Holistic experts who focus on the whole body, including the mind, suggest that balance is the key. Instead of fixating on calories, people must prioritize moving their bodies frequently and fueling themselves with healthy, whole foods. Finding delicious recipes you love, allowing yourself to eat anything (yes, even french fries and ice cream!) in moderation, and engaging in an exercise you find enjoyable is the key to long-term success. Instead of living a life of restriction, try these tricks for returning to simple, conscientious, and healthy eating habits.

  • Be Consistent: Eating at roughly the same time every day conditions your body to expect food at those times. Stick with the three squares – breakfast, lunch, and dinner – and two to three snacks. african american woman in sports bra cutting fruit
  • Go for quality: Fuel yourself with whole, unprocessed foods. Make raw or simply prepared vegetables the center of your plate, go for lean proteins, fill up with whole grains, and snack on fresh fruit. 
  • Pay attention to quantity: Portion control is a great, non-restrictive alternative to calorie counting. Some weight loss programs sell pre-portioned containers to measure your food with, but you can also familiarize yourself with what your portions should look like. A widely regarded rule of thumb is that portions of grains and starchy veggies should be about one handful or the size of a tennis ball; protein should be about the size of your palm; dairy products should be about the size of one or two fingers. 

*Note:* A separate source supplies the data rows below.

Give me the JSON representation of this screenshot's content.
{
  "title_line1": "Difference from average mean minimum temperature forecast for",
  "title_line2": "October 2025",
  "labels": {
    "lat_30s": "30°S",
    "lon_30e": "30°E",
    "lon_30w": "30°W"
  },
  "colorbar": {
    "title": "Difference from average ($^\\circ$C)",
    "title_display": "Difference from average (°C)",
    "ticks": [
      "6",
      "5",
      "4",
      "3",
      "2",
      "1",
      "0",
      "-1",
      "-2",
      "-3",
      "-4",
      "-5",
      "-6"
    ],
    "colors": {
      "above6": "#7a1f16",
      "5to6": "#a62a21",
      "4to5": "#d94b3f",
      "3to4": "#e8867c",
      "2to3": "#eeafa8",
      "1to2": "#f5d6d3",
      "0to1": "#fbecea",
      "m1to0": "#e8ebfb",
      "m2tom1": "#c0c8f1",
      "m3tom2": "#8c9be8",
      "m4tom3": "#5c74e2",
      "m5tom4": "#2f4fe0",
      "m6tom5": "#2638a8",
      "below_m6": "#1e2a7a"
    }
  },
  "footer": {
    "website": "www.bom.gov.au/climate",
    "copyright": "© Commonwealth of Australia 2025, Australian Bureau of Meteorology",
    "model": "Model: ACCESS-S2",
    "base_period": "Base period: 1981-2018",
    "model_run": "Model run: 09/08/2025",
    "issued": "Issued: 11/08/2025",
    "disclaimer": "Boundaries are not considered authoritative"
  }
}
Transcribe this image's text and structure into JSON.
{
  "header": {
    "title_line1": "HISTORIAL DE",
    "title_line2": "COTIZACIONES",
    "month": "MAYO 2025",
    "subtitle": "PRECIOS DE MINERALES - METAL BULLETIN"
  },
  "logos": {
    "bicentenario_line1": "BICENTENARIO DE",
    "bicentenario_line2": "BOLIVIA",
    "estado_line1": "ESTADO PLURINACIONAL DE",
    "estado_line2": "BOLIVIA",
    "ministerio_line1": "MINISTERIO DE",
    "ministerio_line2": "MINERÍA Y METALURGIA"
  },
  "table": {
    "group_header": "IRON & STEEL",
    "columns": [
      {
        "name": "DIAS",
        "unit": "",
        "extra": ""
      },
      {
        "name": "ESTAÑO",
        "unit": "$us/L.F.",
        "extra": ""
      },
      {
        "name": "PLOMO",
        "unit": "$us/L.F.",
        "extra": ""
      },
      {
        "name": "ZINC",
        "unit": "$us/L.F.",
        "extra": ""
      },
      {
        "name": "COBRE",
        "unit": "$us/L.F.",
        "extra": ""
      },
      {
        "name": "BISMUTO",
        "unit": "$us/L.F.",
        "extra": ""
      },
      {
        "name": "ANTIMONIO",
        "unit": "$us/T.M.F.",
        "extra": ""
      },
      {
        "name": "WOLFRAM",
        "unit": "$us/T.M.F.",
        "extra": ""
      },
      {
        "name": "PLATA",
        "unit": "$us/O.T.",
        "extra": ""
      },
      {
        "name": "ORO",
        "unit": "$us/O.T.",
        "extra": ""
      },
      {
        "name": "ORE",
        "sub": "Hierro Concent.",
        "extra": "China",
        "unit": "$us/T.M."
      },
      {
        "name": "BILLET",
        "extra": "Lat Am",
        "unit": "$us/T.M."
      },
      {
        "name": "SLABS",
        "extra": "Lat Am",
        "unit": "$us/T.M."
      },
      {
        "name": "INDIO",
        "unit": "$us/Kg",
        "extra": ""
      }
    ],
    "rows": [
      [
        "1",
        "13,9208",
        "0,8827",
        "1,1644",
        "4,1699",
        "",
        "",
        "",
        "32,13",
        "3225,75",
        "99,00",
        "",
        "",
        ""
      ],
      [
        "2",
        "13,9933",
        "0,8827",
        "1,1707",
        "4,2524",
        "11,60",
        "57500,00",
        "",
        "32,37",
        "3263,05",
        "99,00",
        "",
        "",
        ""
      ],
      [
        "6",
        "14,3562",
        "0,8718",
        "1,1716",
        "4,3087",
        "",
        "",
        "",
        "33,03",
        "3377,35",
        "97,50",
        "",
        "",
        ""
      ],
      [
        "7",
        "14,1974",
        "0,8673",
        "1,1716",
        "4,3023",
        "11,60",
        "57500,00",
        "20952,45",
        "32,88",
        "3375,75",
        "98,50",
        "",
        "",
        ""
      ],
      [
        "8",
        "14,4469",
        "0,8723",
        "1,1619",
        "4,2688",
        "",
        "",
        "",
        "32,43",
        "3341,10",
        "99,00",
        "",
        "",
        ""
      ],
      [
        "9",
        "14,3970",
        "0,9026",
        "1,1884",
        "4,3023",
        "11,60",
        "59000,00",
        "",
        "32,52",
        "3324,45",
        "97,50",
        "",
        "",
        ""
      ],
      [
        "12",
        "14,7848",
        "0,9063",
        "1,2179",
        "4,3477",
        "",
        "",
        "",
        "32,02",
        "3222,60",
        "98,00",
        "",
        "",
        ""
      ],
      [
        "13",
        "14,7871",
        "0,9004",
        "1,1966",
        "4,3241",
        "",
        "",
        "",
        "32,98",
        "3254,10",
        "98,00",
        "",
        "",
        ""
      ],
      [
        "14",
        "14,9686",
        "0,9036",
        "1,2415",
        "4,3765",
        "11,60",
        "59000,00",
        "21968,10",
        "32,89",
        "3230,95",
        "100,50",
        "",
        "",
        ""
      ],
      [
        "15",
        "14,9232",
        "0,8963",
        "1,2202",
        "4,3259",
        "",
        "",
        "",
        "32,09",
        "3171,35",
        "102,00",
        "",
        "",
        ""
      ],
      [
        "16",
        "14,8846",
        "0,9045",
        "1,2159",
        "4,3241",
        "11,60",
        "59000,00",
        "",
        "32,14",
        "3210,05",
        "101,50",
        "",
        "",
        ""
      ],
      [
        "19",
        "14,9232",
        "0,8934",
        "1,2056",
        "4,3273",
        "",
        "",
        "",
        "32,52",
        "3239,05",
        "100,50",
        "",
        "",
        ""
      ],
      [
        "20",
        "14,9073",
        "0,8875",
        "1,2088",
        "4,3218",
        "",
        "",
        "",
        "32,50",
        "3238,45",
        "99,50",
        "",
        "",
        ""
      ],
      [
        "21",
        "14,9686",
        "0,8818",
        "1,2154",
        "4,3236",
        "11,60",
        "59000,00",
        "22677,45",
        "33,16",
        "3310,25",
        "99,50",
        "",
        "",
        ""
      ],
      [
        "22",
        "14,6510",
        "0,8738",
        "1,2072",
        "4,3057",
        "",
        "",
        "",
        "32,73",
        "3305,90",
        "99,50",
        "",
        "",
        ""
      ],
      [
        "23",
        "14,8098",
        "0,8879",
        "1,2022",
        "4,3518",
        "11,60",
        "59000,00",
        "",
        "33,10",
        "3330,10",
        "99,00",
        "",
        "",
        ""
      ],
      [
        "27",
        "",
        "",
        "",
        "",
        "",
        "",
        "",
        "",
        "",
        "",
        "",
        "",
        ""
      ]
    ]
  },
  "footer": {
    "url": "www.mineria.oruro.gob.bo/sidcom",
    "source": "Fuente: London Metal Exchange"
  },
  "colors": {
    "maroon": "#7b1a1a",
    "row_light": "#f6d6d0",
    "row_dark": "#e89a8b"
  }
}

  • Eat consciously: Eliminate distractions while eating! This might not seem like a big deal, but studies show that people who put away their phones, walk away from their desk, and turn off the TV are less likely to overeat. Those same people also report feeling fuller and more satisfied with their meal for longer. 

Remember that we live in a society where popular culture tells us what to eat, how to dress, and who to look like. Feeding yourself well, moving your body joyfully, resting when you need to, and letting go of an obsession with calories and faux-fitness is an act of radical self love. And it works. You’ll find yourself more comfortable in your skin, and feeling better than ever.